6. Especialista em Ética e Direito com conhecimento de IA
“Independentemente de onde você esteja na cadeia da IA, quer você produza a tecnologia, use-a ou crie conteúdo para treiná-la, é importante que você tenha ao seu lado advogados e especialistas em ética com experiência em IA”, disse à BBC Mundo Mathilde Pavis, professora associada da Faculdade de Direito da Universidade de Reading, na Inglaterra.
“Isso permitirá que você tenha certeza de que não está fazendo algo que mais tarde terá que ser removido.”
Como especialista em direito de propriedade intelectual, ética e novas tecnologias, Pavis também aconselha governos, organizações e empresas sobre o impacto da IA no tratamento de dados sensíveis.
Ela afirma que algumas das principais questões que a IA gera são: os direitos de propriedade intelectual são violados quando ela é treinada com informações que estão na internet ou nas redes sociais? Fazer isso viola os direitos à privacidade?
“Obviamente, existe um risco potencial de que a tecnologia que você desenvolve seja mal utilizada por terceiros, mesmo que essa nunca tenha sido sua intenção”, alerta a professora. “Que seja utilizado, por exemplo, para difundir informações falsas, cometer fraudes, desestabilizar eleições.”
Por este motivo, é fundamental que sejam implementados desde o início mecanismos de controle relativos ao impacto legal, social e ético da tecnologia de IA que é criada ou utilizada.
E esse é um dos campos do Direito que a IA está abrindo.
São necessários advogados que possam compreender e conectar dois mundos: o do Direito Comercial, que inclui a propriedade intelectual; e o do Direito Penal e da Cibersegurança.
São mundos que normalmente não se comunicam entre si. Mas, “a IA oscila nesse espectro: é um produto com grande potencial comercial e, ao mesmo tempo, potencial para uso indevido”.
Um advogado que queira se aventurar na área da IA deve, por exemplo, aconselhar uma empresa que queira trazer “um grande produto, uma inovação em IA, para o mercado”, com o enquadramento jurídico comercial e com o enquadramento regulatório da internet.

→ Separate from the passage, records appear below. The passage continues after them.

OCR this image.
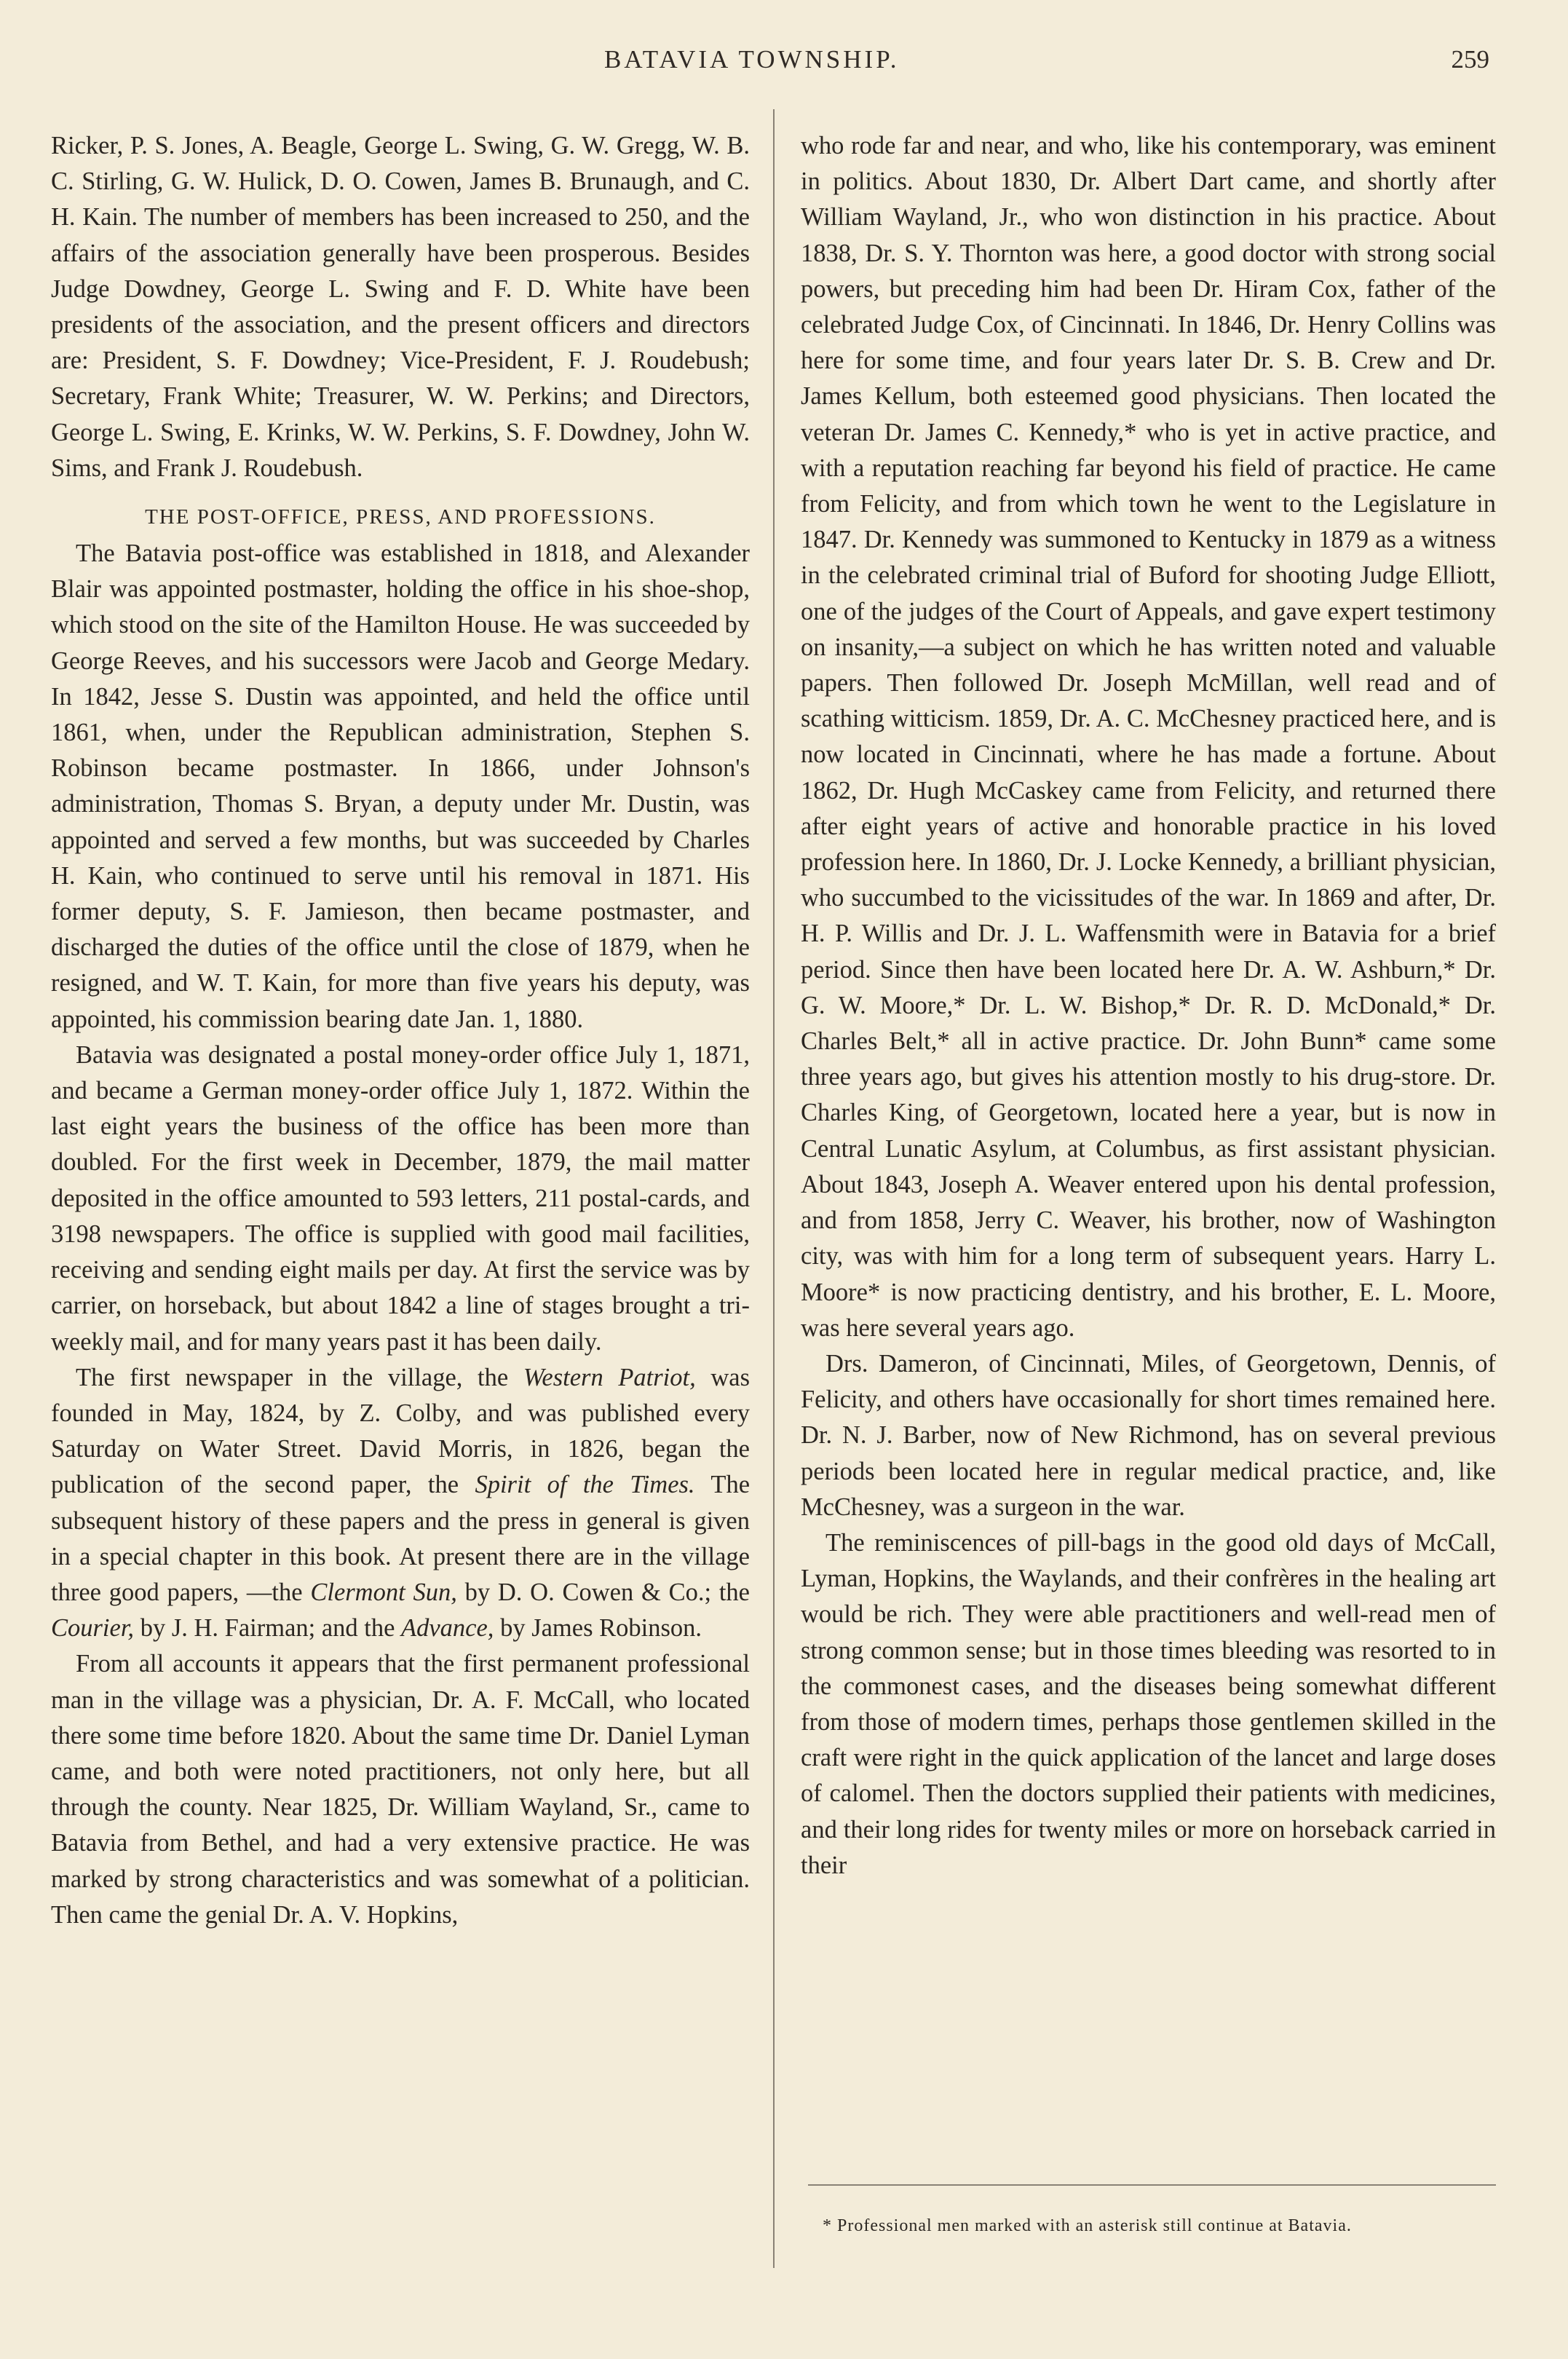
BATAVIA TOWNSHIP.	259

Ricker, P. S. Jones, A. Beagle, George L. Swing, G. W. Gregg, W. B. C. Stirling, G. W. Hulick, D. O. Cowen, James B. Brunaugh, and C. H. Kain. The number of members has been increased to 250, and the affairs of the association generally have been prosperous. Besides Judge Dowdney, George L. Swing and F. D. White have been presidents of the association, and the present officers and directors are: President, S. F. Dowdney; Vice-President, F. J. Roudebush; Secretary, Frank White; Treasurer, W. W. Perkins; and Directors, George L. Swing, E. Krinks, W. W. Perkins, S. F. Dowdney, John W. Sims, and Frank J. Roudebush.

THE POST-OFFICE, PRESS, AND PROFESSIONS.

The Batavia post-office was established in 1818, and Alexander Blair was appointed postmaster, holding the office in his shoe-shop, which stood on the site of the Hamilton House. He was succeeded by George Reeves, and his successors were Jacob and George Medary. In 1842, Jesse S. Dustin was appointed, and held the office until 1861, when, under the Republican administration, Stephen S. Robinson became postmaster. In 1866, under Johnson's administration, Thomas S. Bryan, a deputy under Mr. Dustin, was appointed and served a few months, but was succeeded by Charles H. Kain, who continued to serve until his removal in 1871. His former deputy, S. F. Jamieson, then became postmaster, and discharged the duties of the office until the close of 1879, when he resigned, and W. T. Kain, for more than five years his deputy, was appointed, his commission bearing date Jan. 1, 1880.

Batavia was designated a postal money-order office July 1, 1871, and became a German money-order office July 1, 1872. Within the last eight years the business of the office has been more than doubled. For the first week in December, 1879, the mail matter deposited in the office amounted to 593 letters, 211 postal-cards, and 3198 newspapers. The office is supplied with good mail facilities, receiving and sending eight mails per day. At first the service was by carrier, on horseback, but about 1842 a line of stages brought a tri-weekly mail, and for many years past it has been daily.

The first newspaper in the village, the Western Patriot, was founded in May, 1824, by Z. Colby, and was published every Saturday on Water Street. David Morris, in 1826, began the publication of the second paper, the Spirit of the Times. The subsequent history of these papers and the press in general is given in a special chapter in this book. At present there are in the village three good papers, —the Clermont Sun, by D. O. Cowen & Co.; the Courier, by J. H. Fairman; and the Advance, by James Robinson.

From all accounts it appears that the first permanent professional man in the village was a physician, Dr. A. F. McCall, who located there some time before 1820. About the same time Dr. Daniel Lyman came, and both were noted practitioners, not only here, but all through the county. Near 1825, Dr. William Wayland, Sr., came to Batavia from Bethel, and had a very extensive practice. He was marked by strong characteristics and was somewhat of a politician. Then came the genial Dr. A. V. Hopkins,

who rode far and near, and who, like his contemporary, was eminent in politics. About 1830, Dr. Albert Dart came, and shortly after William Wayland, Jr., who won distinction in his practice. About 1838, Dr. S. Y. Thornton was here, a good doctor with strong social powers, but preceding him had been Dr. Hiram Cox, father of the celebrated Judge Cox, of Cincinnati. In 1846, Dr. Henry Collins was here for some time, and four years later Dr. S. B. Crew and Dr. James Kellum, both esteemed good physicians. Then located the veteran Dr. James C. Kennedy,* who is yet in active practice, and with a reputation reaching far beyond his field of practice. He came from Felicity, and from which town he went to the Legislature in 1847. Dr. Kennedy was summoned to Kentucky in 1879 as a witness in the celebrated criminal trial of Buford for shooting Judge Elliott, one of the judges of the Court of Appeals, and gave expert testimony on insanity,—a subject on which he has written noted and valuable papers. Then followed Dr. Joseph McMillan, well read and of scathing witticism. 1859, Dr. A. C. McChesney practiced here, and is now located in Cincinnati, where he has made a fortune. About 1862, Dr. Hugh McCaskey came from Felicity, and returned there after eight years of active and honorable practice in his loved profession here. In 1860, Dr. J. Locke Kennedy, a brilliant physician, who succumbed to the vicissitudes of the war. In 1869 and after, Dr. H. P. Willis and Dr. J. L. Waffensmith were in Batavia for a brief period. Since then have been located here Dr. A. W. Ashburn,* Dr. G. W. Moore,* Dr. L. W. Bishop,* Dr. R. D. McDonald,* Dr. Charles Belt,* all in active practice. Dr. John Bunn* came some three years ago, but gives his attention mostly to his drug-store. Dr. Charles King, of Georgetown, located here a year, but is now in Central Lunatic Asylum, at Columbus, as first assistant physician. About 1843, Joseph A. Weaver entered upon his dental profession, and from 1858, Jerry C. Weaver, his brother, now of Washington city, was with him for a long term of subsequent years. Harry L. Moore* is now practicing dentistry, and his brother, E. L. Moore, was here several years ago.

Drs. Dameron, of Cincinnati, Miles, of Georgetown, Dennis, of Felicity, and others have occasionally for short times remained here. Dr. N. J. Barber, now of New Richmond, has on several previous periods been located here in regular medical practice, and, like McChesney, was a surgeon in the war.

The reminiscences of pill-bags in the good old days of McCall, Lyman, Hopkins, the Waylands, and their confrères in the healing art would be rich. They were able practitioners and well-read men of strong common sense; but in those times bleeding was resorted to in the commonest cases, and the diseases being somewhat different from those of modern times, perhaps those gentlemen skilled in the craft were right in the quick application of the lancet and large doses of calomel. Then the doctors supplied their patients with medicines, and their long rides for twenty miles or more on horseback carried in their

* Professional men marked with an asterisk still continue at Batavia.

Pavis é especializada no uso de IA nas indústrias criativas. Mais especificamente, nos conteúdos gerados com IA: vozes e rostos, a “clonagem digital de seres humanos”.
Ele presta consultoria a startups que “querem ter certeza” de que a tecnologia de clonagem que estão desenvolvendo não infringe a lei.
“Também trabalho com artistas que desejam participar da ‘revolução da IA’, mas querem ter certeza de que os recursos que eles trazem para a mesa – as gravações de suas vozes, suas performances – não estão sendo mal utilizados ou que, de alguma forma, eles se tornem seus próprios concorrentes no mercado”.
“E também trabalho com empresas e meios de comunicação que desejam encomendar produtos que envolvam IA, mas querem garantir que tudo seja feito de maneira adequada e ética”, finaliza.